Un día, uno de ellos, muy bromista, dijo por lo bajo al refugiado
que estaba contando los billetes:
—¿Su banquero le está aguardando a la salida
o en el café de la esquina?
Lo dijo, al parecer, con tanta benevolencia,
pues el funcionario no se tomaba estos requisitos demasiado en
serio, que al refugiado se le fue el miedo.
Solucionada de una manera u otra la cuestión
de los papeles en regla, entonces podíamos respirar... hasta el
vencimiento siguiente.
Durante esos intervalos, cada cual llevaba
una vida repleta de preocupaciones y de sufrimientos que no
disipaban ni el trabajo ni la alegría.
El fondo subyacente de aquella existencia
era la espera, bastidor sobre el que una esperanza cada vez más
pequeña y un pensamiento cada vez más sombrío bordaban juntos
arabescos nostálgicos.
Sobre esos colores oscuros destacaban a
veces matices más claros, como una alegría pasajera o una emoción
más dulce: la carta de los padres y de los amigos, o las noticias
provenientes de Suiza, de Suecia, de Norteamérica, países
milagrosos en los que la guerra no existía.

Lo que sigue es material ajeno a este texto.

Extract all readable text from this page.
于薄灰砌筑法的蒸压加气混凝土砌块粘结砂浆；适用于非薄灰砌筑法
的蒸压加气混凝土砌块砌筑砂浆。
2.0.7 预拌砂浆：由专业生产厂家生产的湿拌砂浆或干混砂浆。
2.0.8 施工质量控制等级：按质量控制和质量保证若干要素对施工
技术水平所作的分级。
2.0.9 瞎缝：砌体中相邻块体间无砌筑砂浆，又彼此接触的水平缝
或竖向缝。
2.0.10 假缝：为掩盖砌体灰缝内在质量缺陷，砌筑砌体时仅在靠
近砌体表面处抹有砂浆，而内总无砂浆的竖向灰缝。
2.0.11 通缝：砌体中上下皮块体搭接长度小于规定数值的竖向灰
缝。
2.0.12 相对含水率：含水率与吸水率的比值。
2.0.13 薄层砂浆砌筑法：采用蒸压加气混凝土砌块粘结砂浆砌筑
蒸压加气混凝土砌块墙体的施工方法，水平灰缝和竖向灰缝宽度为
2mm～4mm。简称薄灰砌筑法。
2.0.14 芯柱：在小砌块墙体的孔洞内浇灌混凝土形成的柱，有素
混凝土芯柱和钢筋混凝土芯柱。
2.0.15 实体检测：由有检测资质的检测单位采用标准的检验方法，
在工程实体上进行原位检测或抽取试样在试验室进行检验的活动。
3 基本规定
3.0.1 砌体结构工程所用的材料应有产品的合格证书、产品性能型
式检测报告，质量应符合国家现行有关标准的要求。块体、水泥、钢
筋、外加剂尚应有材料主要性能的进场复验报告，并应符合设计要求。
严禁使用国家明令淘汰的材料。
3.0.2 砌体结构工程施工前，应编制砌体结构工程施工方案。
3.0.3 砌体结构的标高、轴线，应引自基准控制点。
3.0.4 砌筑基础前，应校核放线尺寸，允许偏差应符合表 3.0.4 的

En marzo de 1942, el gobierno de Vichy
decretó el censo general.
Unos folletos especiales ordenaban a la
población de raza judía a estipular este origen en sus
declaraciones bajo pena de prisión.
El significado de este aviso estaba claro,
ya que en Alemania un censo similar había inaugurado la era de las
persecuciones.
Nadie ignoraba, además, que se trataba de
una medida impuesta al Estado francés por las autoridades alemanas.

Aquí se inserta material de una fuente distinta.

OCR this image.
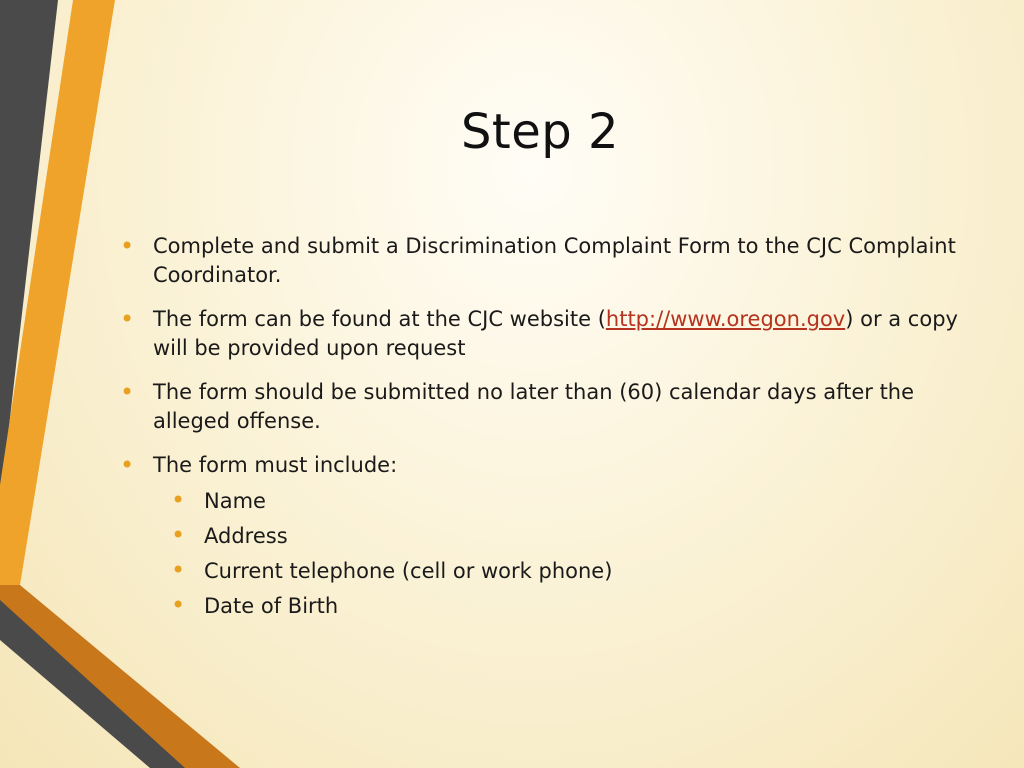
Step 2
• Complete and submit a Discrimination Complaint Form to the CJC Complaint Coordinator.
• The form can be found at the CJC website (http://www.oregon.gov) or a copy will be provided upon request
• The form should be submitted no later than (60) calendar days after the alleged offense.
• The form must include:
• Name
• Address
• Current telephone (cell or work phone)
• Date of Birth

Las consecuencias previsibles eran evidentes.
Estábamos indecisos sobre qué actitud había
que adoptar. Unos decían: «Obviamente, es posible que se persiga la
omisión voluntaria de la declaración de nuestra raza, pero siempre
existe también la posibilidad de que esta pase desapercibida. Eso
sería la salvación. En cambio, una declaración manifiesta nos
expondría con toda seguridad a toda clase de persecuciones».

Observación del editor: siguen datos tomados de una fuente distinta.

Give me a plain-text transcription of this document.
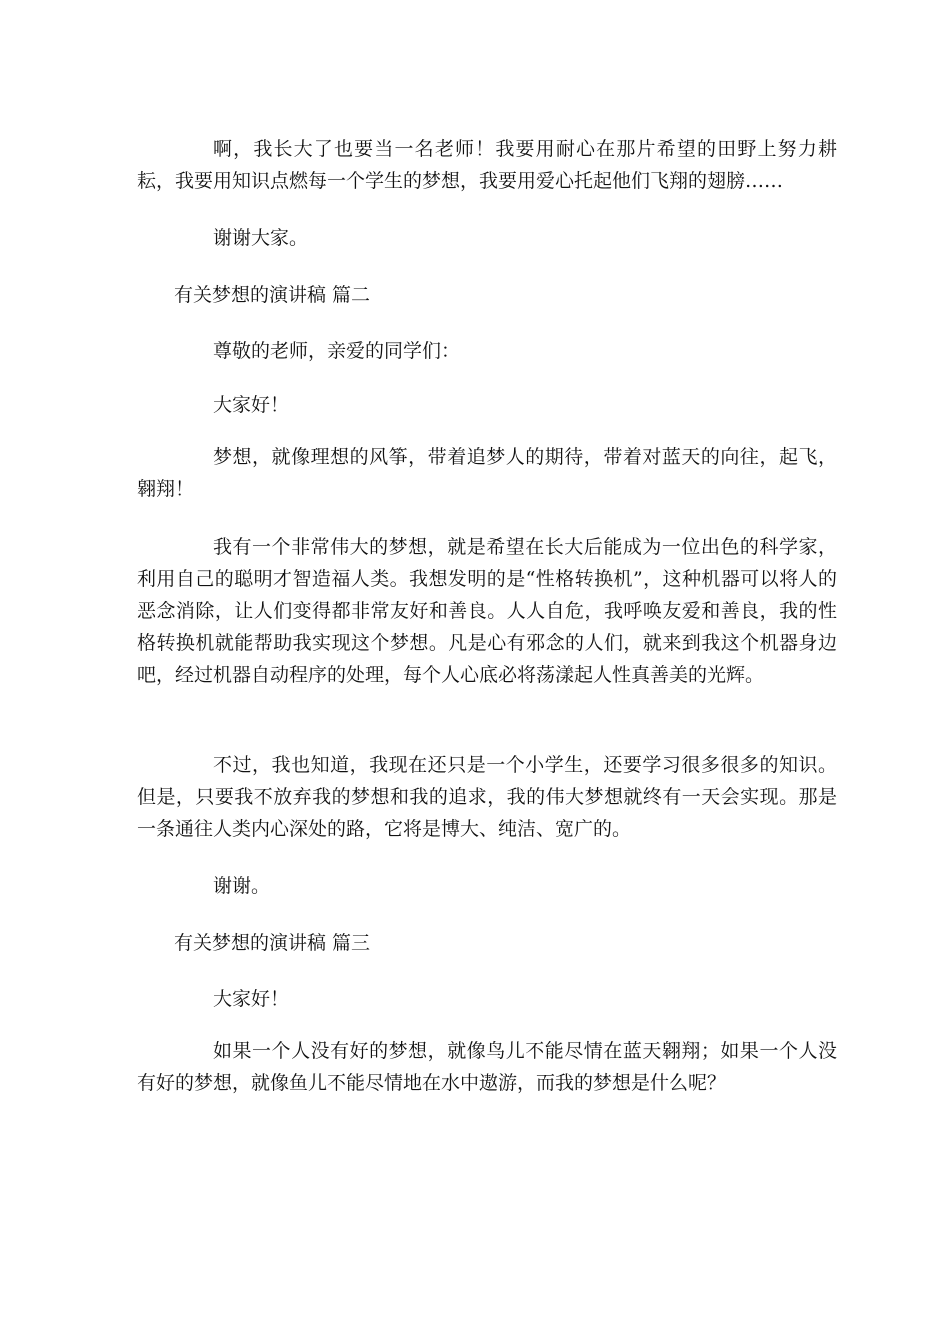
啊，我长大了也要当一名老师！我要用耐心在那片希望的田野上努力耕耘，我要用知识点燃每一个学生的梦想，我要用爱心托起他们飞翔的翅膀……

谢谢大家。

有关梦想的演讲稿 篇二

尊敬的老师，亲爱的同学们：

大家好！

梦想，就像理想的风筝，带着追梦人的期待，带着对蓝天的向往，起飞，翱翔！

我有一个非常伟大的梦想，就是希望在长大后能成为一位出色的科学家，利用自己的聪明才智造福人类。我想发明的是“性格转换机”，这种机器可以将人的恶念消除，让人们变得都非常友好和善良。人人自危，我呼唤友爱和善良，我的性格转换机就能帮助我实现这个梦想。凡是心有邪念的人们，就来到我这个机器身边吧，经过机器自动程序的处理，每个人心底必将荡漾起人性真善美的光辉。

不过，我也知道，我现在还只是一个小学生，还要学习很多很多的知识。但是，只要我不放弃我的梦想和我的追求，我的伟大梦想就终有一天会实现。那是一条通往人类内心深处的路，它将是博大、纯洁、宽广的。

谢谢。

有关梦想的演讲稿 篇三

大家好！

如果一个人没有好的梦想，就像鸟儿不能尽情在蓝天翱翔；如果一个人没有好的梦想，就像鱼儿不能尽情地在水中遨游，而我的梦想是什么呢？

Otros replicaban: «Estamos en Francia, en un
país que nos ha brindado hospitalidad y protección. Tenemos hacia
este país un deber de lealtad y debemos
responder a sus exigencias. Las autoridades francesas no tolerarán atropellos contra nosotros. Confiamos en
ellas».
En este clima de perplejidad y vacilación se
preparaba el famoso censo. Finalmente, llegó el último día de la
entrega de los cuestionarios. Había que tomar una decisión y actuar
en consecuencia. La mayoría hizo una declaración conforme a la
verdad. Yo estaba entre ellos.
Una vez terminado el censo, cada cual tuvo
que depositar en la prefectura sus documentos de identidad. Ocho
días más tarde, esos papeles nos fueron devueltos; en ellos estaba
la indicación prevista. El servicio de racionamiento convocó, a su
vez, a los afectados para tomar nota de la mención de raza. Todo el
mundo estaba clasificado, marcado o, como decía la policía, «en
perfecto orden». La danza macabra podía empezar.
A primeros de julio, empezaron a llevarse a
cabo en París deportaciones de extranjeros de raza judía; el 15 de
julio, en Lyon. Sentíamos el peligro inminente en toda Francia,
pero nadie sabía con exactitud lo que convenía hacer.
Los fugitivos llegaban en masa, de todas
partes, afligidos, trayendo noticias terribles.
Los refugiados que residían en los Alpes
Marítimos asaltaban literalmente los consulados: el americano, el
español, el suizo, el sueco... Hacían cola para intentar una
gestión a la desesperada; pero la mayor parte de los servicios de
visados ya no funcionaba.
Nos sentíamos aprisionados,
bloqueados.
Los que habían salvado algunos bienes de sus
éxodos precedentes se esforzaban en ponerlos en casas de algunos
franceses. Los más precavidos buscaban un refugio. Todo el mundo
esperaba ansioso, a merced de inevitables acontecimientos.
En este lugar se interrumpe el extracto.